While McCain's proposal would, in effect, remedy many U.S. violations of the civil and political rights treaty, rights groups are not waiting around for domestic law to do what they say is already done by international law.
"This is yet another example of how the U.S. government is trying to deflect responsibility for its international obligations," Jamil Dakwar, staff attorney in the American Civil Liberties Union's (ACLU) national legal department, told OneWorld.
At an hour-long hearing to discuss the report held at the State Department yesterday, the ACLU, Human Rights Watch, Human Rights First, Global Rights, and several smaller organizations railed the U.S. report. Dakwar, who attended the event, said that "NGOs that were present at the meeting unanimously expressed their disappointment at the U.S. government decision to ignore its extraterritorial obligations under the treaty."
Some groups, he said, were concerned about the government's lack of consultation with domestic NGOs in the drafting of the report, which "ordinarily should happen," he said. Other groups criticized the report for merely describing laws without substantive analysis on how the rights of citizens were impacted. The State Department, for its part, held to its argument that the U.S. has never accepted the application of the treaty beyond its borders, affirming that this "has nothing to do with the post 9-11 policies," Dakwar said.

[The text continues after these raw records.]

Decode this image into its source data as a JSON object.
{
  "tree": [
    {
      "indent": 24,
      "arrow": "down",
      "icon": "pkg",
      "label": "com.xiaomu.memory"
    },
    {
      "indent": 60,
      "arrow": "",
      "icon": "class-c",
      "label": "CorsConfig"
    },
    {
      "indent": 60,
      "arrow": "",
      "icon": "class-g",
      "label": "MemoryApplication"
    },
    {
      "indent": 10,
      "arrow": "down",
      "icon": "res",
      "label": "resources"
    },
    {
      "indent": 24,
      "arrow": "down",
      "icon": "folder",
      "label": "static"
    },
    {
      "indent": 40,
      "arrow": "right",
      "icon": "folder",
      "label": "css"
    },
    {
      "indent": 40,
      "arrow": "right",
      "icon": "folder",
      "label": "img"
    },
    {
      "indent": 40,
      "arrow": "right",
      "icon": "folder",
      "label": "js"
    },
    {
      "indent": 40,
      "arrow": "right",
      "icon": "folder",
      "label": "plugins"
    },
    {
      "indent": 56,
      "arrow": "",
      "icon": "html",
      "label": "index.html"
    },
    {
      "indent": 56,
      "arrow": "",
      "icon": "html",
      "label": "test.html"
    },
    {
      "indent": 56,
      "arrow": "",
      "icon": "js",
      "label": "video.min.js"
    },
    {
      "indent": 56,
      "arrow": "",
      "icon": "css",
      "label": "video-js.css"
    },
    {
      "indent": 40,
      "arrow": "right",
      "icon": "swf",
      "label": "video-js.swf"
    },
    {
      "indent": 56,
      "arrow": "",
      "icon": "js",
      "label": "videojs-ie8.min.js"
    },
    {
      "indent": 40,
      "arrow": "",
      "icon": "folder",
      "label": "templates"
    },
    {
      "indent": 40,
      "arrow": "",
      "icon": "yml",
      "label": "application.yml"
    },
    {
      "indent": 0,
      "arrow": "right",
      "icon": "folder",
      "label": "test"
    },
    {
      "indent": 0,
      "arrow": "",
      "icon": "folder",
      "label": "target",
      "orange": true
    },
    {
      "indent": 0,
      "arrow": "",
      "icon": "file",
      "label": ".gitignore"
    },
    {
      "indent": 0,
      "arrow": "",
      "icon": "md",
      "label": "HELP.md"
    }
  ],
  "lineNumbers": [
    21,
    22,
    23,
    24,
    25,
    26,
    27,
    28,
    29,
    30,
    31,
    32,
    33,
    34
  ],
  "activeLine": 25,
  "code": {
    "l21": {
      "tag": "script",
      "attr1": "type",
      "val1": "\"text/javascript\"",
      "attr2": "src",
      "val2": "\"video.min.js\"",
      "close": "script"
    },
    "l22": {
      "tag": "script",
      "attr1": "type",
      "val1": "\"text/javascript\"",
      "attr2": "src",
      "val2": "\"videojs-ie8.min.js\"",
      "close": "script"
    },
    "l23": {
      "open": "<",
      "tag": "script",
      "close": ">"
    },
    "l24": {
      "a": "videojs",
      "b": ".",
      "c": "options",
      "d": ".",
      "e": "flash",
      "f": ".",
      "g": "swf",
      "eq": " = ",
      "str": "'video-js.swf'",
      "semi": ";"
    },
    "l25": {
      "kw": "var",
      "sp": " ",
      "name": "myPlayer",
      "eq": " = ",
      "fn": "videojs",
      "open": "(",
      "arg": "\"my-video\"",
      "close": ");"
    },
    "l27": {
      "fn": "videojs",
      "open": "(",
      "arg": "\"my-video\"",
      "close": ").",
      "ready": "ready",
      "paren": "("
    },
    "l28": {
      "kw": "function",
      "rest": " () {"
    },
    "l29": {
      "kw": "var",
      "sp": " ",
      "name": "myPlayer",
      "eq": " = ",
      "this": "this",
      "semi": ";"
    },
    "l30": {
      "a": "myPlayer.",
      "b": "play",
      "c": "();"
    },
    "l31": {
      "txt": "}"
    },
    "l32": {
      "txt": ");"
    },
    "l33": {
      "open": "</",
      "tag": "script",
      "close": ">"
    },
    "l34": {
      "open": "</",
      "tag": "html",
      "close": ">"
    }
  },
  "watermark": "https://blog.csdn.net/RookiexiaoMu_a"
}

But rights groups retorted that the Human Rights Committee has already reached numerous decisions in which the treaty was deemed applicable to countries occupying foreign lands, according to Dakwar.
The treaty itself, he says, states that its jurisdiction reaches into any place where the signatory country has "effective control," which Dakwar insists includes not only Guantanamo--where the U.S. has "full control"--but also military bases in Iraq and Afghanistan. Dakwar also voiced personal concern about whether the U.S. position on extraterritorial inapplicability would render future discussions by the Human Rights Committee (HRC) and also the Committee Against Torture meaningless.
"The HRC is one of the most important UN treaty bodies when it comes to setting standards and interpreting human rights treaties," Dakwar said.
"Unfortunately these committees do not have enforcement measures. They do not have policing. They do not even have the ability to refer this to another UN body such as the Security Council for violating the treaty--but they do have the process of review, which is embarrassing enough for many countries," he said. The Human Rights Committee said it would postpone the creation of a list of issues regarding the U.S. report until its next session, in March, and that it would further delay its concluding observations until the following session in July.
Mylí¨ne Bidault, secretariat of the Human Rights Committee told OneWorld that, "the Human Rights Committee as such will not comment on the USA reports before examining them in accordance with its own proceedings." But, a request made by the committee last April for NGOs to submit documentation on U.S. abuses that occurred outside U.S. borders, implies that the international body may not agree with U.S. interpretations of ICCPR's applicability.
Earlier this month Human Rights First (HRF) reported that more than 100 detainees have died in U.S. custody since 2002. The group's research indicates that to date, the Army has identified 27 of these cases that were suspected or confirmed homicides, and at least seven cases in which detainees were tortured to death.